Dual Diffusion for Unified Image Generation and Understanding (2501.00289v1)

Abstract: Diffusion models have gained tremendous success in text-to-image generation, yet still lag behind with visual understanding tasks, an area dominated by autoregressive vision-LLMs. We propose a large-scale and fully end-to-end diffusion model for multi-modal understanding and generation that significantly improves on existing diffusion-based multimodal models, and is the first of its kind to support the full suite of vision-LLMing capabilities. Inspired by the multimodal diffusion transformer (MM-DiT) and recent advances in discrete diffusion LLMing, we leverage a cross-modal maximum likelihood estimation framework that simultaneously trains the conditional likelihoods of both images and text jointly under a single loss function, which is back-propagated through both branches of the diffusion transformer.
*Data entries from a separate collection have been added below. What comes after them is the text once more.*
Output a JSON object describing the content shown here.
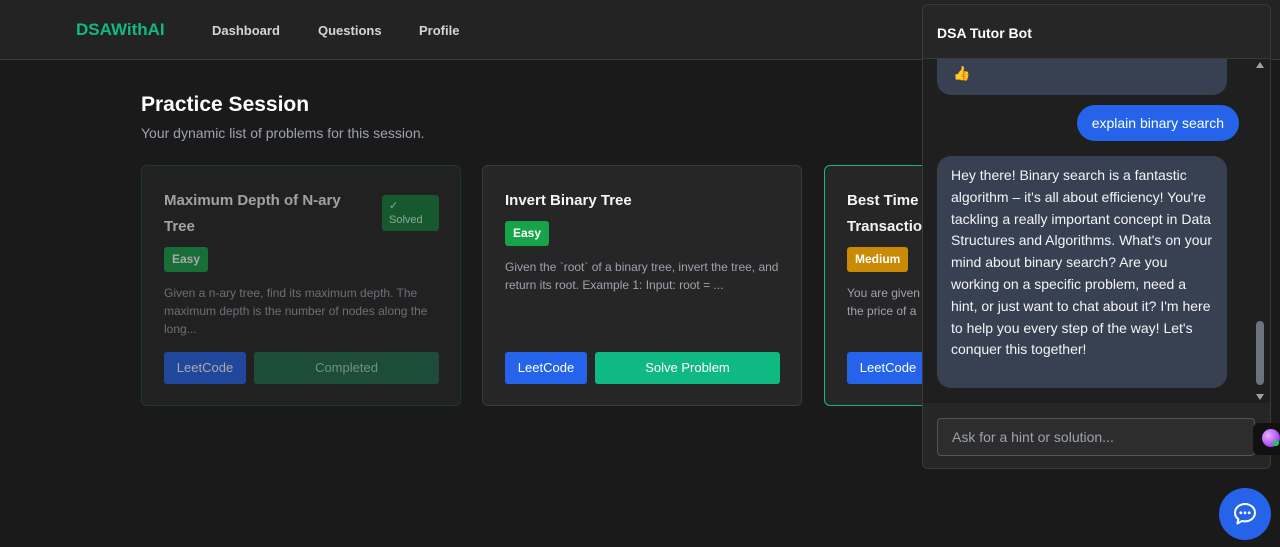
{
  "nav": {
    "brand": "DSAWithAI",
    "links": [
      "Dashboard",
      "Questions",
      "Profile"
    ]
  },
  "page": {
    "title": "Practice Session",
    "subtitle": "Your dynamic list of problems for this session."
  },
  "problems": [
    {
      "title": "Maximum Depth of N-ary Tree",
      "difficulty": "Easy",
      "status_icon": "✓",
      "status_label": "Solved",
      "description": "Given a n-ary tree, find its maximum depth. The maximum depth is the number of nodes along the long...",
      "leetcode_label": "LeetCode",
      "action_label": "Completed"
    },
    {
      "title": "Invert Binary Tree",
      "difficulty": "Easy",
      "description": "Given the `root` of a binary tree, invert the tree, and return its root. Example 1: Input: root = ...",
      "leetcode_label": "LeetCode",
      "action_label": "Solve Problem"
    },
    {
      "title": "Best Time Transactio",
      "difficulty": "Medium",
      "description": "You are given the price of a",
      "leetcode_label": "LeetCode"
    }
  ],
  "chat": {
    "title": "DSA Tutor Bot",
    "prev_emoji": "👍",
    "user_message": "explain binary search",
    "bot_message": "Hey there! Binary search is a fantastic algorithm – it's all about efficiency! You're tackling a really important concept in Data Structures and Algorithms. What's on your mind about binary search? Are you working on a specific problem, need a hint, or just want to chat about it? I'm here to help you every step of the way! Let's conquer this together!",
    "input_placeholder": "Ask for a hint or solution..."
  },
  "colors": {
    "accent": "#10b981",
    "primary": "#2563eb",
    "easy": "#16a34a",
    "medium": "#ca8a04"
  }
}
The resulting model is highly flexible and capable of a wide range of tasks including image generation, captioning, and visual question answering. Our model attained competitive performance compared to recent unified image understanding and generation models, demonstrating the potential of multimodal diffusion modeling as a promising alternative to autoregressive next-token prediction models.

The paper introduces a novel dual-branch diffusion model named Dual Diffusion Transformer (D-DiT) that unifies image and text diffusion for both text-to-image (T2I) generation and image-to-text (I2T) tasks. The model uses a joint denoising diffusion training loss. This end-to-end cross-modal diffusion model is based on the multimodal diffusion transformer (MM-DiT) architecture. The model achieves competitive performance on image generation, captioning, and visual question answering tasks, improving the capabilities of prior multimodal diffusion models.
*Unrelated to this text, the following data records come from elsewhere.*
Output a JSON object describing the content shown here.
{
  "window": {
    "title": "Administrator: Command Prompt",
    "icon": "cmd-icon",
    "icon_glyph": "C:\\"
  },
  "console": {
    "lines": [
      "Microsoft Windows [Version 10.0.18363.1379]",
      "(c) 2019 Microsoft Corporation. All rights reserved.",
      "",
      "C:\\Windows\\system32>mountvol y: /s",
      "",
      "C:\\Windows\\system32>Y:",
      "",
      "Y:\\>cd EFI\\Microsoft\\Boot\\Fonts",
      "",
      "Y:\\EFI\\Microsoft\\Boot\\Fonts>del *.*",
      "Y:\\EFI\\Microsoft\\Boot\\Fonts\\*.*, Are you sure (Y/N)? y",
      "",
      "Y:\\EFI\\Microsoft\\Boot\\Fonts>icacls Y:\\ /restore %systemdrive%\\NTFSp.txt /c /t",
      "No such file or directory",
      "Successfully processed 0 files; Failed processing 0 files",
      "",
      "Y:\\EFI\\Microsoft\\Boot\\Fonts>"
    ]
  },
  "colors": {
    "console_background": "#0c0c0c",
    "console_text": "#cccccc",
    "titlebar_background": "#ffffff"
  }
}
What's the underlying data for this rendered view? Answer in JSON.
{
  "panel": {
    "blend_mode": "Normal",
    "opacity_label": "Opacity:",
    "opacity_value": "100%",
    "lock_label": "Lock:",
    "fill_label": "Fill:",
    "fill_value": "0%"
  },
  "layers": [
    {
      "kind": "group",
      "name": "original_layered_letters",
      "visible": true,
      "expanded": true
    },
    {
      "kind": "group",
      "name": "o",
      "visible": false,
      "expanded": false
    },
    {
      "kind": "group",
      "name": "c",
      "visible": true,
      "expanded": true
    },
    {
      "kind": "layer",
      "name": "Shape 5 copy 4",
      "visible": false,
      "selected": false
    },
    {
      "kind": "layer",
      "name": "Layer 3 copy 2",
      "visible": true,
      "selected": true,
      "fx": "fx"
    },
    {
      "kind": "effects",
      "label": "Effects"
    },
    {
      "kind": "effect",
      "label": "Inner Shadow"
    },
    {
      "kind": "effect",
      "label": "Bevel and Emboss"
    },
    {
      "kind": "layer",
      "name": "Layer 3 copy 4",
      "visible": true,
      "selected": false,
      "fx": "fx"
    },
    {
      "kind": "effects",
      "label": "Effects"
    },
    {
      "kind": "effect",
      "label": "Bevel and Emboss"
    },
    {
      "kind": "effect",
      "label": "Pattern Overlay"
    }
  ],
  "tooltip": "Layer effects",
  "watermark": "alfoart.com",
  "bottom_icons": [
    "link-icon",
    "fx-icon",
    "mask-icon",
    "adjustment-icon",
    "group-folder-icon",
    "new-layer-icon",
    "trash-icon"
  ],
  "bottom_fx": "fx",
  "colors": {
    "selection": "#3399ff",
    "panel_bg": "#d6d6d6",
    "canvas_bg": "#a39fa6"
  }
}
Here's a more detailed breakdown:

• The paper addresses the limitation of existing diffusion models in visual understanding tasks compared to autoregressive vision-LLMs.
• The core idea is to leverage a cross-modal maximum likelihood estimation framework to simultaneously train the conditional likelihoods of both images and text under a single loss function.
• The D-DiT model is based on the MM-DiT architecture, modified to output diffusion targets on both image and text modalities. Continuous latent space diffusion is performed on the image branch, while discrete masked token diffusion is used on the text branch.
• A joint training objective is proposed that combines continuous and discrete diffusion. Flow matching is used for learning the conditional distribution of images, and masked diffusion is used for learning the conditional distribution of texts. The overall dual modality training loss is a weighted combination of the single modality diffusion losses:

  $$L_{\text{dual}} = L_{\text{image}} + \lambda_{\text{text}}L_{\text{text}}$$

  where:

  • $L_{\text{dual}}$ is the dual modality training loss
  • $L_{\text{image}}$ is the image diffusion loss
  • $L_{\text{text}}$ is the text diffusion loss
  • $\lambda_{\text{text}}$ is a hyperparameter
• Three types of sampling-based inference are introduced: text-to-image generation, image-to-text generation, and image-to-text in-filling.
• Experiments were conducted to evaluate the performance of the proposed model on multi-modal understanding and text-to-image generation tasks. The model was trained in three stages on publicly available datasets.
• For text-to-image generation, classifier-free guidance (CFG) is used.
• The visual understanding capabilities of D-DiT are evaluated using question answering benchmarks such as VQAv2, VizWiz, OKVQA, GQA, POPE, and MME. D-DiT, as a diffusion-only multi-modal model, already boosts performance that is competitive with recent I2T + T2I models.
• It was demonstrated that the fine-tuned D-DiT preserves the performance of the original SD3 model and improves on some metrics such as colors after joint training.
• Ablation studies were conducted to analyze the impact of different components and configurations on the model's performance.
• The paper compares D-DiT against other multi-modal models, including I2T-only and I2T + T2I models. The results indicate that D-DiT compares favorably with the latter category.

The paper highlights the potential of diffusion models as efficient multi-modal models, with the proposed D-DiT model achieving promising results on a range of vision-language tasks.